The officer pulled out a small pad of paper and pen, and started writing. “And how do you know this J-Rob?”

“I met him yesterday… in granddaddy’s garage.”

The officer peered over at my granddaddy. “Mr. Stanton?”

“Don’t look at me,” my granddaddy said. “I didn’t know J-Rob was in town.”

“But you know him?”

“I do. He and my son were…” Granddaddy hesitated. I could see the wheels in his brain turning. He was looking for the best way to explain Uncle Crew and J-Rob’s relationship. “They were roommates in a mental health facility.”

The officer sounded out mental health as he wrote it down. “Why would these gentlemen need mental health care, sir?”

“They’re good boys, Officer.”

“I have no reason to doubt that, sir. But I would be negligent in my duties to serve and protect if I didn’t ask why your son and his friend needed such intense psychiatric care.”

Granddaddy rubbed the back of his neck. “Well, I’m not a doctor. All I can tell you is that they had some rough times. They were never a danger to others. Just themselves. The facility helped them cope. They both completed the treatment program. I can’t speak for J-Rob, but Crew is on his meds. Never misses a pill.”

“Meds?” The officer asked.

“For depression.” Granddaddy forced a laugh. “Hell, half the county’s on them these days.”

The officer nodded. “And is it unusual for your son to make late night trips like the one your granddaughter observed.”

I wasn’t so sure granddaddy was going to still claim me as his granddaughter after this.

“No,” granddaddy said. “It’s not unusual. He does it quite often.”

“But your granddaughter’s never observed it before.”

“She hasn’t been here long enough.” He scolded me with his eyes. “Crew has an… eccentric hobby.”

“Eccentric? What would that be, sir?”

Granddaddy’s shoulder dropped. His whole body seemed to shrink. “He’s a Bigfoot researcher.”

The officer stopped writing. He eased the tip of the pen off the paper and examined granddaddy’s face. “I’m sorry, sir, but could you repeat that?”

“Crew is a Bigfoot researcher.”

“He hunts Bigfoot?”

“No, he doesn’t hunt Bigfoot…” Granddaddy ran his callused hands through his gray hair and took a deep breath. “I know it sounds strange, but my son studies Bigfoot… only he doesn’t call it Bigfoot.”

“What does he call it?” The officer was fighting a chuckle.

Exasperated granddaddy said, “Don’t know. I’m not the one who researches it.” He took a second to collect himself. “You’re going to have to ask Crew if you really want to know.”

The officer raised an eyebrow as if surprised by the suggestion. “Is he here?”
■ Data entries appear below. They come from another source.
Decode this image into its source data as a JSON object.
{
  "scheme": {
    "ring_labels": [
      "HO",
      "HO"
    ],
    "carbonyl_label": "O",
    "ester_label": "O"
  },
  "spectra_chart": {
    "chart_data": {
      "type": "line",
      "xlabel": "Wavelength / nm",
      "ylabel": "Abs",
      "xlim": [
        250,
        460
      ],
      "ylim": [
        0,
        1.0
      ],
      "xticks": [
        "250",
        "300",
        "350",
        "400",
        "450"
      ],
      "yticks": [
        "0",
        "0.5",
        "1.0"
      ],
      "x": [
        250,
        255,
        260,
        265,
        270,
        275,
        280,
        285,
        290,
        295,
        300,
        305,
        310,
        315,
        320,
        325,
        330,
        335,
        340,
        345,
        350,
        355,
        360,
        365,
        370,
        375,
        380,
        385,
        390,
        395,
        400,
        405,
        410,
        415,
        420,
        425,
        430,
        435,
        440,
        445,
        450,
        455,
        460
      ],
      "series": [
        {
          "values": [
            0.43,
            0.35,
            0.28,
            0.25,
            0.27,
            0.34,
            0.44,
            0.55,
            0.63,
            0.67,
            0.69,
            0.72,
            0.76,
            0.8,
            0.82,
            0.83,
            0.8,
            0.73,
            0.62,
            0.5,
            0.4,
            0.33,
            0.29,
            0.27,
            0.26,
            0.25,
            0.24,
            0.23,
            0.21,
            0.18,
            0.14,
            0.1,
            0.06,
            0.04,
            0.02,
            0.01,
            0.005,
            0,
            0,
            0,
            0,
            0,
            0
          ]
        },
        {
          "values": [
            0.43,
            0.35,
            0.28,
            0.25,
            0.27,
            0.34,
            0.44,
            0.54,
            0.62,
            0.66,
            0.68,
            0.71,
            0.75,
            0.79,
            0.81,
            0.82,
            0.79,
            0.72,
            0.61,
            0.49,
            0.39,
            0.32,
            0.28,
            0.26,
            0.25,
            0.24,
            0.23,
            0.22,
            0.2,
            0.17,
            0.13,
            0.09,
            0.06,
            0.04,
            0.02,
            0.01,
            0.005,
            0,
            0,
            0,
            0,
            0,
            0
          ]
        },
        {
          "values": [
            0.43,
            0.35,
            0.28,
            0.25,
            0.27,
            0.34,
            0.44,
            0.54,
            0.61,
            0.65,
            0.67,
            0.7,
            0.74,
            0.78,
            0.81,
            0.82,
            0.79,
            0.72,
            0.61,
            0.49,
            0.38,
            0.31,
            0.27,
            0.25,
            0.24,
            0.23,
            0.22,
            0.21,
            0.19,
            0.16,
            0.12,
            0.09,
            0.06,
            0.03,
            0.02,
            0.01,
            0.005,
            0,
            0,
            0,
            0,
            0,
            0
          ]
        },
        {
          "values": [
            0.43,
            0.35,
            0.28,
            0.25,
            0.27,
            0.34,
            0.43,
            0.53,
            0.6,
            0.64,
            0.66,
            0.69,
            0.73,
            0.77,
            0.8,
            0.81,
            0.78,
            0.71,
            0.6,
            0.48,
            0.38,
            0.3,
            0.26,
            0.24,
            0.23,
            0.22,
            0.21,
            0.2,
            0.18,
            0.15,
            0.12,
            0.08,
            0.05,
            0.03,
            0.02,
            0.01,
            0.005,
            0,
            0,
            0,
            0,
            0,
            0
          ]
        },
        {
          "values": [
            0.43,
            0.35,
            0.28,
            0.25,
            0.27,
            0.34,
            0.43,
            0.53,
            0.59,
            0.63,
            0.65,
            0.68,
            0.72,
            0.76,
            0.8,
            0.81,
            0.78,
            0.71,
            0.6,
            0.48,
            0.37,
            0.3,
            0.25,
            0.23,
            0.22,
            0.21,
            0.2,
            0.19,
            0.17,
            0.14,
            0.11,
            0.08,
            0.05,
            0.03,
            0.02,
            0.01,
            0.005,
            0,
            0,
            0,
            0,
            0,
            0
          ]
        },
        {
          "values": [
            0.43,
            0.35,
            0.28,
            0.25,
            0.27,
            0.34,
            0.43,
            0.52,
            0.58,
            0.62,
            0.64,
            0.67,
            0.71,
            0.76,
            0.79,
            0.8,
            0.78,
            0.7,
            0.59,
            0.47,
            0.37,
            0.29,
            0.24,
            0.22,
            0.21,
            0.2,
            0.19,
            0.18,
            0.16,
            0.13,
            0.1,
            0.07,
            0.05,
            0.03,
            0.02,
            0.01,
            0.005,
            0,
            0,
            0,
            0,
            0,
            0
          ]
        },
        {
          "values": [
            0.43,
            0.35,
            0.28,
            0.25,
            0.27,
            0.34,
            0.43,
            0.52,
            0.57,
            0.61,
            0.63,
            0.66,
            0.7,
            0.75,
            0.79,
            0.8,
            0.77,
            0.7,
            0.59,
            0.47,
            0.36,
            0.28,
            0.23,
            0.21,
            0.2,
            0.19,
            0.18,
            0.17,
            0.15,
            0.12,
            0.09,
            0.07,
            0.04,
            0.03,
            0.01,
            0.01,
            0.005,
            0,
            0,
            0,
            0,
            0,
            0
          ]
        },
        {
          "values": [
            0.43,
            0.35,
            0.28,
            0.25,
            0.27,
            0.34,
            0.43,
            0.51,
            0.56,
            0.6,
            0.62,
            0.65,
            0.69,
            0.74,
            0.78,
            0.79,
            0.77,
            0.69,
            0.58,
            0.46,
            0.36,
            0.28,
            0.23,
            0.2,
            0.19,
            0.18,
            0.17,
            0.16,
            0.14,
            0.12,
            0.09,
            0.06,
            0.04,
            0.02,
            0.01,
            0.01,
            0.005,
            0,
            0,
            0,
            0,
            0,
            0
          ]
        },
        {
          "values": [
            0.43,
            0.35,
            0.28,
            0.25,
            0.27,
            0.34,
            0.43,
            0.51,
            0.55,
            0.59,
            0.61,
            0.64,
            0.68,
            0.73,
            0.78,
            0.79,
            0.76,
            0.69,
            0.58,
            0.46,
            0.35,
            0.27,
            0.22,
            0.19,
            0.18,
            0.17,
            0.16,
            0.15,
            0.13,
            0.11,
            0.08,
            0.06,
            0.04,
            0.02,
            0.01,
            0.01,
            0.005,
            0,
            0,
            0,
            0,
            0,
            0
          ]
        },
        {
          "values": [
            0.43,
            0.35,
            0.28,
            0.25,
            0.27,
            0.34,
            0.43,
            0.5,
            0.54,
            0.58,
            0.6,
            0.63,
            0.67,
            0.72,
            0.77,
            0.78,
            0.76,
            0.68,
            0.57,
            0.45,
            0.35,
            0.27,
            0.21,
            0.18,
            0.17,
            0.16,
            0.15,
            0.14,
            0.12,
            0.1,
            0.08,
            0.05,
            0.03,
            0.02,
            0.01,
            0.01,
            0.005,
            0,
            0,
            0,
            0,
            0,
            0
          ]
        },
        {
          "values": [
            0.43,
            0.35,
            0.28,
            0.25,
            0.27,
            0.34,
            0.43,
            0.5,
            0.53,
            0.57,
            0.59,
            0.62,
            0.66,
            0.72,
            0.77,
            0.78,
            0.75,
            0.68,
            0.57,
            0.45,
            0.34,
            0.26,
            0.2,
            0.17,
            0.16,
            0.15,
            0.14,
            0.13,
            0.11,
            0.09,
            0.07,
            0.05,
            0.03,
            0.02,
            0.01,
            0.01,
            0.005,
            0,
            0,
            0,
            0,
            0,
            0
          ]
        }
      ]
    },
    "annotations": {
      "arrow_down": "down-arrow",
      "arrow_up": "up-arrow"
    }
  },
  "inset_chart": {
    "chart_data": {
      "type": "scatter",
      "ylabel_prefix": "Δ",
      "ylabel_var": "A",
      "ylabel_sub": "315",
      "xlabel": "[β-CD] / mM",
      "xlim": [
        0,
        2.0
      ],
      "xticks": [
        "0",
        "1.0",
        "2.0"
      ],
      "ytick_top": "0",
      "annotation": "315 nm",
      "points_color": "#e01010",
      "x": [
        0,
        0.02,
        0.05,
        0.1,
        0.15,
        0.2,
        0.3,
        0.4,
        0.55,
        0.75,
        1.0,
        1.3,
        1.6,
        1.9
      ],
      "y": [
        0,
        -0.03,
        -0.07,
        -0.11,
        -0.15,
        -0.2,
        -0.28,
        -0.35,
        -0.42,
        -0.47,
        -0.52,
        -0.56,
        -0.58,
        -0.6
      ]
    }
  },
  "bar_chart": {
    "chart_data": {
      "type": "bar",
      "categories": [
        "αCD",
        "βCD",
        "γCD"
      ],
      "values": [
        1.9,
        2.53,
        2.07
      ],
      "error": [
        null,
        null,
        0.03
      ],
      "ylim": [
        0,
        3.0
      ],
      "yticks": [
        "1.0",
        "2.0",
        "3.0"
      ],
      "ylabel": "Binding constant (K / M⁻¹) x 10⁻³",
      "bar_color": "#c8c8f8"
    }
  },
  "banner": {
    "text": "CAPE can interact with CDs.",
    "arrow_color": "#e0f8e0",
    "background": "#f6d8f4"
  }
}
“He is,” granddaddy said. “In his room.”

The officer looked at me. “Do you have anything to add, Ms. Wilkes?”

I thought about the question. “Just that I’m going to strangle your cousin for opening his big mouth.”

He smiled. “Don’t be too hard on him. I know it doesn’t seem like it, but he did the right thing.”

I thought about screaming my head off about what a disloyal boob Owen was, but I decided against it. It wouldn’t get me anywhere. In fact, as mad as I was, I was sure to lose control and turn it into an all-out hissy fit, a surefire way to wind up in handcuffs in the back of the police cruiser. I smiled much too broadly and walked away while granddaddy and the officer made their way to the backyard.